Como sugerem as análises apresentadas neste texto, sobre os efeitos da

cultura de consumo na produção dos modos de ser criança, essas drásticas

mudanças repercutem em múltiplos aspectos e em diferentes dimensões do cotidiano

escolar, ensejando reflexões sobre o trabalho e a formação docente. Dilemas,

conflitos e tensionamentos são experimentados pelos/as professores/as; novas

relações e rotinas são engendradas na escola em resposta as formas de resistência

das crianças, que se traduzem em desinteresse, questionamentos e contestação das

propostas de ensino e da cultura escolar. Os grupos de pares criam espaços de

resistência movidos pelo intento de burlar as regras e determinações dos/as

professores/as em relação às práticas culturais que compartilham fora da escola,

como o uso de celulares. São efeitos que alteram, modificam, perturbam a suposta

ordem da instituição escolar, desestabilizam a disciplina e os modos de regulação, os

arranjos espaciais, a linearidade temporal, as certezas sobre o significado e os

objetivos da escolarização nas vidas das crianças.

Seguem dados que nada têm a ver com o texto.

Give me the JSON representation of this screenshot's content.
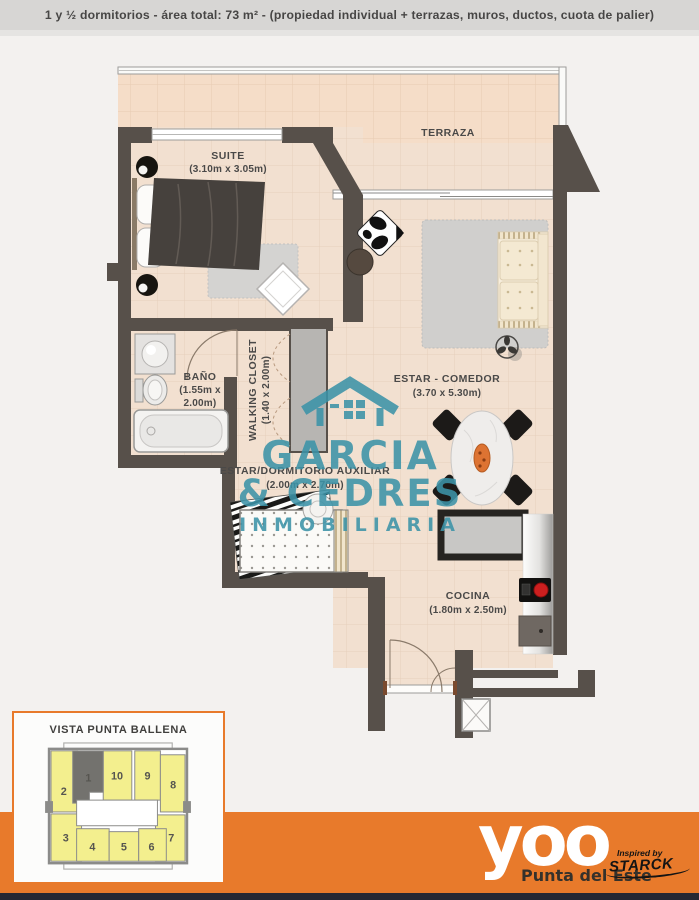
{
  "header": {
    "text": "1 y ½ dormitorios - área total: 73 m² - (propiedad individual + terrazas, muros, ductos, cuota de palier)"
  },
  "plan": {
    "suite": {
      "name": "SUITE",
      "dims": "(3.10m x 3.05m)"
    },
    "terraza": {
      "name": "TERRAZA"
    },
    "bano": {
      "name": "BAÑO",
      "dims1": "(1.55m x",
      "dims2": "2.00m)"
    },
    "walking_closet": {
      "name": "WALKING CLOSET",
      "dims": "(1.40 x 2.00m)"
    },
    "estar_comedor": {
      "name": "ESTAR - COMEDOR",
      "dims": "(3.70 x 5.30m)"
    },
    "estar_dormitorio_auxiliar": {
      "name": "ESTAR/DORMITORIO AUXILIAR",
      "dims": "(2.00m x 2.70m)"
    },
    "cocina": {
      "name": "COCINA",
      "dims": "(1.80m x 2.50m)"
    }
  },
  "watermark": {
    "line1": "GARCIA",
    "line2": "& CEDRES",
    "line3": "INMOBILIARIA",
    "color": "#3c93a8"
  },
  "inset": {
    "title": "VISTA PUNTA BALLENA",
    "highlighted_unit": "1",
    "units": [
      {
        "label": "1",
        "highlighted": true
      },
      {
        "label": "2",
        "highlighted": false
      },
      {
        "label": "3",
        "highlighted": false
      },
      {
        "label": "4",
        "highlighted": false
      },
      {
        "label": "5",
        "highlighted": false
      },
      {
        "label": "6",
        "highlighted": false
      },
      {
        "label": "7",
        "highlighted": false
      },
      {
        "label": "8",
        "highlighted": false
      },
      {
        "label": "9",
        "highlighted": false
      },
      {
        "label": "10",
        "highlighted": false
      }
    ]
  },
  "footer": {
    "brand": "yoo",
    "location": "Punta del Este",
    "inspired_by": "Inspired by",
    "designer": "STARCK"
  },
  "colors": {
    "accent_orange": "#e87a2b",
    "watermark_teal": "#3c93a8",
    "wall": "#57504a",
    "floor": "#f2e0d0",
    "unit_yellow": "#f3ef8e",
    "unit_highlight": "#73726e"
  }
}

Essas análises sugerem que a crença em perspectivas essencialistas e

monolíticas acerca de como as crianças são ou devem ser parece constituir um dos

mais agudos entraves ao trabalho e à formação docente na contemporaneidade.

Como destaca Costa (2003), as representações de infância que têm regulado nossas

ações como profissionais da educação são aquelas descritas pelos manuais didáticos

e psicopedagógicos e não dão conta da complexidade dos processos de subjetivação

e constituição de identidades no mundo atual. Ignorar os efeitos do processo de

comercialização da infância e a repercussão das mídias eletrônicas na construção dos

modos de ser e viver das crianças apenas reforça o sentimento de impotência diante

das intrincadas e ambivalentes condições culturais de nosso tempo.